The whole point of this calculation exercise is to determine the static or idle power dissipated by the TUBE ANODE. When you measure plate voltage to ground, you end up with voltage across the tube (plate to cathode) PLUS the voltage across the cathode resistor. So, when you calculate power using the plate to ground voltage, you're really calculating the power dissipated by the tube PLUS the cathode resistor. We're only concerned with exceeding the power rating of the tube, NOT the power dissipated by the resistor. And that's why you must subtract the cathode voltage from the plate to ground voltage to get the true plate voltage so you can calculate the true power dissipated by the tube.

And I know that to be absolutely accurate, we must consider the screen current too, but we don't seem to be in disagreement about the screen factor.

 I do understand what you are saying in words but not theory. I know the cathode voltage controls the current to the plate which the plate is the output part of the tube and the control grid and screen , it's all do to the flow and attraction of electrons yet I don't understand how the cathode voltage is an actual voltage that can become a direct connect with the plate to be added to it.

[sluckey]

Do it your way. You wont hurt the amp and since you're running less plate dissipation than you think, your champ 6v6 will last longer.

[catnine]

Do it your way. You wont hurt the amp and since you're running less plate dissipation than you think, your champ 6v6 will last longer.

 My line voltage varies from 115VAC to 119.7 VAC and when I measure my way @ 119.7 my amp is just above 14 watts so with that it is closer to 13 watts down to 12.1 watts which is fine by me. But thanks for your and others time on my diving into this thread and the added info.

[sluckey]

So, when doing it my way, where did the lost 1 watt go? Do the math. You have a 505 ohm cathode resistor. The voltage across it is 22.5V.

Power = Voltage x voltage divided by resistance. (P = E²/R)

P = 22.5 X 22.5 / 505 =  1 watt.

And that 1 watt dissipated by the cathode resistor is NOT part of the power dissipated by the tube. Again, that's why you must subtract the cathode voltage from the plate to ground voltage to get the actual voltage across the tube.

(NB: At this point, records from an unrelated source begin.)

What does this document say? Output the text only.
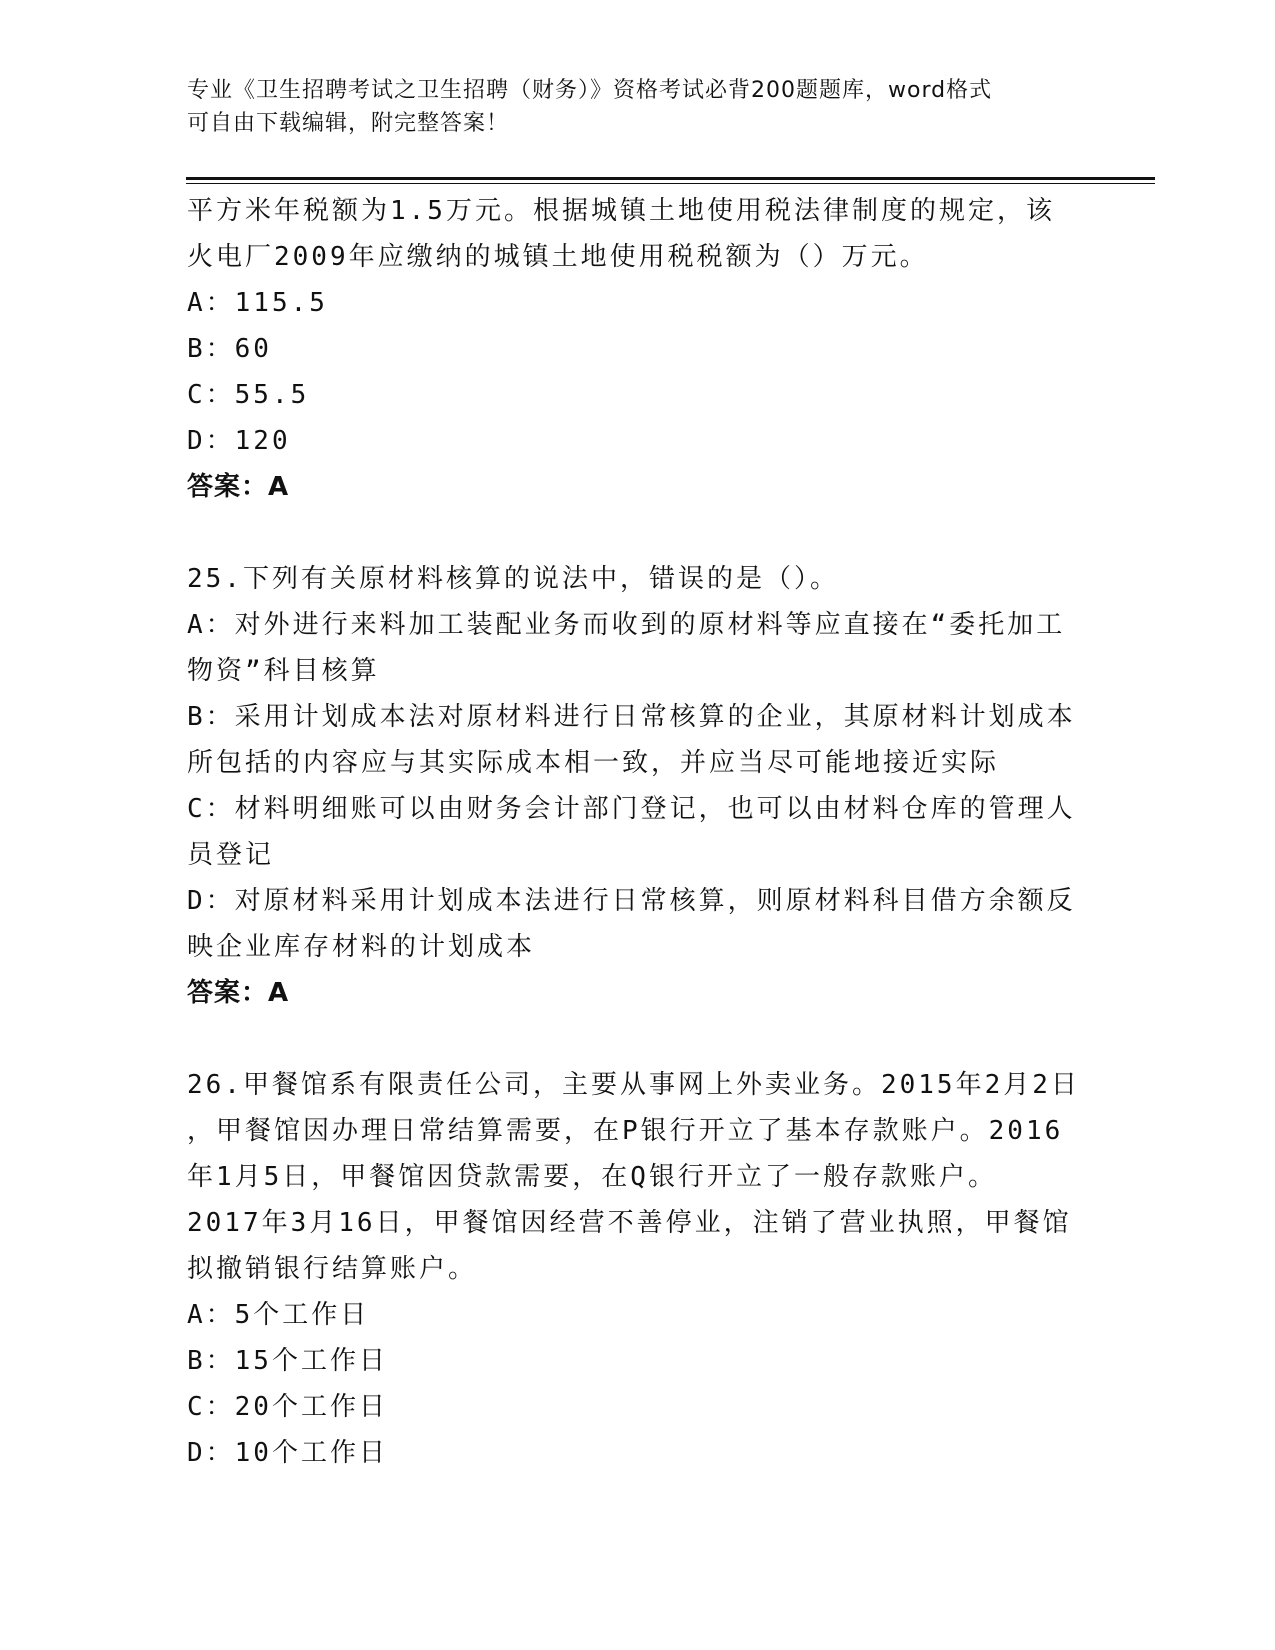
专业《卫生招聘考试之卫生招聘（财务）》资格考试必背200题题库，word格式
可自由下载编辑，附完整答案！
平方米年税额为1.5万元。根据城镇土地使用税法律制度的规定，该
火电厂2009年应缴纳的城镇土地使用税税额为（）万元。
A：115.5
B：60
C：55.5
D：120
答案：A
25.下列有关原材料核算的说法中，错误的是（）。
A：对外进行来料加工装配业务而收到的原材料等应直接在“委托加工
物资”科目核算
B：采用计划成本法对原材料进行日常核算的企业，其原材料计划成本
所包括的内容应与其实际成本相一致，并应当尽可能地接近实际
C：材料明细账可以由财务会计部门登记，也可以由材料仓库的管理人
员登记
D：对原材料采用计划成本法进行日常核算，则原材料科目借方余额反
映企业库存材料的计划成本
答案：A
26.甲餐馆系有限责任公司，主要从事网上外卖业务。2015年2月2日
，甲餐馆因办理日常结算需要，在P银行开立了基本存款账户。2016
年1月5日，甲餐馆因贷款需要，在Q银行开立了一般存款账户。
2017年3月16日，甲餐馆因经营不善停业，注销了营业执照，甲餐馆
拟撤销银行结算账户。
A：5个工作日
B：15个工作日
C：20个工作日
D：10个工作日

To calculate power dissipated by any circuit element, whether it's a resistor, tube, stove burner, light bulb, etc., you must know two of three things--- voltage dropped across that element, current flowing through that element, or resistance of that element. In the case of tube dissipation, it's usually more convenient to measure the voltage ACROSS the tube and calculate the current THROUGH the tube.

[1969mako]

sluckey,
So if I follow all this logic correct, for my Vibro Champ, I will use the webervst’s “Calculate Plate Dissipation Biased On Plate Voltage And Cathode Current Readings” section on the WEB site AND since the Vibro Champ is Cathode Biased, I will subtract the cathode voltage from the plate (Measured from pin 3 to 8) and then enter that value as the plate and then hit the calculate button to get wattage, correct???? Also, to get the Cathode Current, I can simply use my BIAS Probe, am I correct there as well?

Thanks and sorry for the Newbee questions but I am trying to get it straight in my mind…

[sluckey]

I've never seen the Weber calculator, but the info cat9 posted about it is correct. I wouldn't even bother with a bias probe to get cathode current. Just measure the actual resistance of the cathode resistor and measure the voltage across it. Calculate the current using I = E/R.